第86話 Web小説の賞について

 少し前のニュースに「刑法犯の認知件数が20年ぶりに増加した」というのがありました。コロナの規制緩和が影響したためだと解説したものが多かったのですが、今回は「犯罪」ネタでエッセイを書いてみたいと思います。


 その前段階として「刑法犯の認知件数」について説明すると、刑法犯とは「刑法」に規定されている犯罪のことです。殺人とか強盗、詐欺などは刑法犯ですね。刑法犯でない犯罪もあります。例えば、覚醒剤を使用するのは犯罪ですが、刑法ではなく覚醒剤取締法という法律に罪と罰が規定されています。こういう犯罪は「特別法犯」といい「刑法犯」とは区別されます。


 あと「認知件数」とは「警察が把握することのできた犯罪の件数」のことです。犯罪に遭った人すべてが警察に届け出るわけはない(窃盗罪で半分、性犯罪は数分の1と言われています)ので、実際に発生した犯罪の件数ではありません。あくまでも目安としての数字です。


 罪種が限定されており、なおかつ発生の実数ではないことから「意味がない」と考える人もいます。その時々における犯罪の発生状況を知る指標としては意味があるんじゃないかなと思っていたのですが、最近では少し怪しくなってきました。


 この数字、なぜ20年ぶりに増えたかより、どうして20年間も減り続けていたのかの方により意味があるとわたしは思ってます。


 それは、犯罪者が現実リアルの世界で他人の家に忍び込でお金を盗むより、ネットの世界で人を騙してお金を指定の口座に振り込ませる方が、効率的で安全だと気づいたから。

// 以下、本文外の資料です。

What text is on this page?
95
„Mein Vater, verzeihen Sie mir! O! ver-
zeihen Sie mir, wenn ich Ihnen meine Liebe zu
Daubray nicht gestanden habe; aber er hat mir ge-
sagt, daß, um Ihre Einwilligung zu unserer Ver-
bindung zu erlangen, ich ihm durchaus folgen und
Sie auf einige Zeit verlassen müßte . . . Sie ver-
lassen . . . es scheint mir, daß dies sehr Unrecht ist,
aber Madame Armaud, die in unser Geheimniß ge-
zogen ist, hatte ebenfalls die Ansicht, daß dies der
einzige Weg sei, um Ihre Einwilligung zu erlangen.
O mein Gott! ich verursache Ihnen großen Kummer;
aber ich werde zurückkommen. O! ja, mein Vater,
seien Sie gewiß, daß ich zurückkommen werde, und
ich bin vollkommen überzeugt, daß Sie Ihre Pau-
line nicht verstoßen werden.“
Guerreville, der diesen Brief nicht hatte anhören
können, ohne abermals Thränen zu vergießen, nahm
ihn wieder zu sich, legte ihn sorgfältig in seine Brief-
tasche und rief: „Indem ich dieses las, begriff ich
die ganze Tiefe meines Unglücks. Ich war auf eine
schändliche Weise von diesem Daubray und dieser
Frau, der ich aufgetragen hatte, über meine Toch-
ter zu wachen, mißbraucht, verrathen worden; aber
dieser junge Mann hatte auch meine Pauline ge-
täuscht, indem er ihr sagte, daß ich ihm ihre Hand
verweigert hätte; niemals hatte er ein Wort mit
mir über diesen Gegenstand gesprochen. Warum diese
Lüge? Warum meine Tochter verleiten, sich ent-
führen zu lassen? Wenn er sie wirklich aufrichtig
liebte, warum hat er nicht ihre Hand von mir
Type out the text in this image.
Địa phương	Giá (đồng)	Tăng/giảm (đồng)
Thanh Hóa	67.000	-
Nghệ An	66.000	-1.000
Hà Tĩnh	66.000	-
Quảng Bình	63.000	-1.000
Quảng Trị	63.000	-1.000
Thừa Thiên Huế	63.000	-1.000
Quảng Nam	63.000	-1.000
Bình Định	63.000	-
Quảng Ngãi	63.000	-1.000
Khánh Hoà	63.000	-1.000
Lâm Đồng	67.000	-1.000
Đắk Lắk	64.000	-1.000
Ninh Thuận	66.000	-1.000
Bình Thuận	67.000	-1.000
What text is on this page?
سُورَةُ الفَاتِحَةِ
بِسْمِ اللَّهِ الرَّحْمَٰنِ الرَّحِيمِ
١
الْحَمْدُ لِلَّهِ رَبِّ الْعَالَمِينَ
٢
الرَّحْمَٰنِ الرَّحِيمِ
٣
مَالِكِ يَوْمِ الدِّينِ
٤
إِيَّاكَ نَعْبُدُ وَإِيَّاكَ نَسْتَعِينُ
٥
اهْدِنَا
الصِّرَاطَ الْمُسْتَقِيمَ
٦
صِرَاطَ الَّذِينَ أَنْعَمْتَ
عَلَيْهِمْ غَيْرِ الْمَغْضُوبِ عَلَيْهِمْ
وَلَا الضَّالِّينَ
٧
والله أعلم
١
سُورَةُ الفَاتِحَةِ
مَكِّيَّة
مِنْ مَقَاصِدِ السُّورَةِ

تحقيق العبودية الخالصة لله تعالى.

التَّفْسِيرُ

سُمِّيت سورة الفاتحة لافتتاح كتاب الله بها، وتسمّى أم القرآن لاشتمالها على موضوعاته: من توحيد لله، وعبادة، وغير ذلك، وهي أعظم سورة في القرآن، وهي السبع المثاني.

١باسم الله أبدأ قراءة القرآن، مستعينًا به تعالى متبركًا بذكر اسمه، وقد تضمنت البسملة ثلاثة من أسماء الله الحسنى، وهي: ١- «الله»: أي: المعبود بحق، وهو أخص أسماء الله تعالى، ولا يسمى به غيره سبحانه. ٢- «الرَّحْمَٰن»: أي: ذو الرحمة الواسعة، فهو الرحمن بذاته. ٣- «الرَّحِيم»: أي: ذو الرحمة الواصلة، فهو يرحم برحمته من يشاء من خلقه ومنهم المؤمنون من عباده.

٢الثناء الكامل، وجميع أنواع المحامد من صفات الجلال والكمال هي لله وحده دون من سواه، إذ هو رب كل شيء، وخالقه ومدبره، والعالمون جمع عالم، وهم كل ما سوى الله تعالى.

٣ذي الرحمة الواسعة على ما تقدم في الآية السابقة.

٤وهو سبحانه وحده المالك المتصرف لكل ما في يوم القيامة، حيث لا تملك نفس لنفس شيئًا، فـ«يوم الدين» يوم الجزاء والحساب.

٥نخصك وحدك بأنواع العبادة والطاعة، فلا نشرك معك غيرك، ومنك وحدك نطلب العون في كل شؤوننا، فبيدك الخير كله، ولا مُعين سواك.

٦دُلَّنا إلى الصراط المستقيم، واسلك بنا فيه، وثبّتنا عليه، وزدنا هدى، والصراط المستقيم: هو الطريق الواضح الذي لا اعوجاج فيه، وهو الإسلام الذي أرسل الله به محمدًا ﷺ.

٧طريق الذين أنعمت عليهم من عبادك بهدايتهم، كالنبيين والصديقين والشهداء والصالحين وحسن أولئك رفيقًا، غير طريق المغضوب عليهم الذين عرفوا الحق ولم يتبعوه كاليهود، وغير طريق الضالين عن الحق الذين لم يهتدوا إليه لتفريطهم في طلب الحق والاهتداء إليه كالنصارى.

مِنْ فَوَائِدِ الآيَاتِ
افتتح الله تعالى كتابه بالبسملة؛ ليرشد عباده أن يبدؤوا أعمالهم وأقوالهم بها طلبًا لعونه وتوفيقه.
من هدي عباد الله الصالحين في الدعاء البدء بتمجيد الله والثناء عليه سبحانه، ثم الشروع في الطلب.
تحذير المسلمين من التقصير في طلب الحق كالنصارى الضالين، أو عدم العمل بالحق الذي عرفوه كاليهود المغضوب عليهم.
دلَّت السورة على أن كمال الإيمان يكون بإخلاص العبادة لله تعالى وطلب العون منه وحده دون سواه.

犯罪の実数はこれまでと同じか、むしろ増えているのに「刑法犯の認知件数」に含まれない――統計には載ってこない犯罪が増えたということです。


わたしのメールアドレスには、毎日、たくさんの迷惑メールが届き、その中にはフィッシング詐欺のメールがいくつも含まれています。わたしはそんな詐欺メールまったく相手にしません。もちろん警察に届けるようなこともありませんが、形態としては詐欺未遂。刑法犯ですよ。こういうメールを犯罪の端緒としてカウントしはじめると、この20年で刑法犯の認知件数は激増してるはずなんですよね。


 犯罪統計の取り方がおかしかったんです、きっと。インターネットが生活に浸透していくなかで、新しく生まれた犯罪形態の発生数を警察は把握しきれていないってことです。



 カクヨムコンが終わりましたね。第8回だったのですから、カクヨムがはじまって8年目ってことですか。結構経ちました。Web小説も「文芸」のなかで一定の存在感を示しはじめたんじゃないですかね。


 でも、Web小説って文芸の世界では存在しないも同然の扱いを受けているように感じています。カクヨムコンにしても、書籍化・マンガ化がそのご褒美であり、受賞してはじめて作品として認められるって感じがします。そうでない投稿作は有象無象ってわけ。


 ただ、受賞しない小説の中にも大勢の読者を抱えている作品があって、むしろそういう作品の方が圧倒的に多く、Web小説界を下支えしていると感じてます。わたしはこういう「書籍化されないけれど素晴らしい小説」をみつけて賞を送る――そんなWeb小説賞がそろそろ出くると思います。そうでないとおかしい。世の中に存在する小説の総数は、書籍化されたものとネット上のものと、そろそろ逆転してるんじゃないかな〜。


 いまは書籍化作品の方が質の良い作品が集まるというのは常識だけど、下手な鉄砲も数打ちゃ当たる――膨大な数のWeb小説の中から書籍化作品を超える小説が現れるようになるじゃないかな。


 犯罪統計のように、数字の取り方を長年見直さなかったため、指標として役に立たなくなってしまった――なんてことが文学賞に起こらないよう祈ります。